Equation of Straight Line passing through a given Point and Parallel to a given Vector

Vector Form: Line passing through point $$A(\overline{a})$$ and parallel to vector $$\overline{b}$$.

Let A be the given point and let AP be the given line through A.

Let  $$\overline{b}$$ be any vector parallel to the given line.

Position vector of point A is $$\overline{a}$$.

Let P be any point on line AP, and let its position vector be $$\overline{r}$$.

Then, we have

$$\overline{r}=\overline{OP}=\overline{OA}+\overline{AP}$$

$$\overrightarrow{r}=\overrightarrow{a}+\lambda \overrightarrow{b}$$ … (1)

Here, $$\overline{r}$$ is the position vector of any point P (x, y) on the line. So $$\overrightarrow{r}=x\hat{i}+y\hat{j}+z\hat{k}$$.

In, particular, the equation of straight line through origin and parallel to $$\overline{b}$$ is $$\overrightarrow{r}=\lambda \overrightarrow{b}$$.

Cartesian Form: Let the coordinates of the given point A be (x₁, y₁, z₁) and the direction of the line be a, b and c. Consider the coordinates of any point P be (x, y, z). then

$$\overrightarrow{r}=x\hat{i}+y\hat{j}+z\hat{k}$$,

$$\overrightarrow{a}={{x}_{1}}\hat{i}+{{y}_{1}}\hat{j}+{{z}_{1}}\hat{k}$$ and

$$\overrightarrow{b}=a\hat{i}+b\hat{j}+c\hat{k}$$.

Substituting these values in (1) and equating the coefficients of $$\hat{i},\ \hat{j}$$ and $$\hat{k}$$. We get

x = x₁ + λa

y = y₁ + λb

z = z₁ + λc

These are parametric equation of the line.

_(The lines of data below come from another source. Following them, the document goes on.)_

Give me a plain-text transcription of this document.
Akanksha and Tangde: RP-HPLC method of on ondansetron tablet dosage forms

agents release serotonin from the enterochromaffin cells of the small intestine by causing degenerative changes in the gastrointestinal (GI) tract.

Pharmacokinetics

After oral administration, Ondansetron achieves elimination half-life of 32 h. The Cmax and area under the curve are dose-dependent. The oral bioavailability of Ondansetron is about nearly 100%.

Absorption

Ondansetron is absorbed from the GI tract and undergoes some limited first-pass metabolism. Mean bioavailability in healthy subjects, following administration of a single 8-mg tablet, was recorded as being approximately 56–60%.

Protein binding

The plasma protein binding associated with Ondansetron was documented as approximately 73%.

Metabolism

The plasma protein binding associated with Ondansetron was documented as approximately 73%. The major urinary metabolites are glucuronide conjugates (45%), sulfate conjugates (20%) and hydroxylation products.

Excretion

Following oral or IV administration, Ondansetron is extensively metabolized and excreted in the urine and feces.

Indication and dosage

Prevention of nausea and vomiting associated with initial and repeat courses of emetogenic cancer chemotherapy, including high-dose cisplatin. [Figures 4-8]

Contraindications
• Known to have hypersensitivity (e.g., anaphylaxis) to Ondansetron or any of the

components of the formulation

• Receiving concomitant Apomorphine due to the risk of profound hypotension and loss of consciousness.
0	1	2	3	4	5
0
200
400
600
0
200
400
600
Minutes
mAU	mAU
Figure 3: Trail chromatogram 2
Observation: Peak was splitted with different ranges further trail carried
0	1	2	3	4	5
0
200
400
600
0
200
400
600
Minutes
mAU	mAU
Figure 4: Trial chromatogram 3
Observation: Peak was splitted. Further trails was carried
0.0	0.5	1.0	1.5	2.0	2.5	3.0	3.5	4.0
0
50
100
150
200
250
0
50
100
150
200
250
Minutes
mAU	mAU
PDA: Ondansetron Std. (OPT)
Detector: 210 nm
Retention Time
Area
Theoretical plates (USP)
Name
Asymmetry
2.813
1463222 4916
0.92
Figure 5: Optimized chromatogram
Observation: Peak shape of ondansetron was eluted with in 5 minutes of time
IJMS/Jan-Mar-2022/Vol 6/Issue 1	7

Eliminating the parameter λ, we get $$\frac{x-{{x}_{1}}}{a}=\frac{y-{{y}_{1}}}{b}=\frac{z-{{z}_{1}}}{c}$$.

Note:

• Here any point on the line is (x, y, z) ≡ (x₁ + λa, y₁ + λb, z₁ + λc)
• Since the x, y and z – axes pass through the origin and have direction cosine (1, 0, 0), (0, 1, 0) and (0, 0, 1), their equations are
Equation of x – axis: y = 0, z = 0,
Equation of y – axis: x = 0, z = 0,
Equation of z – axis: x = 0, y = 0.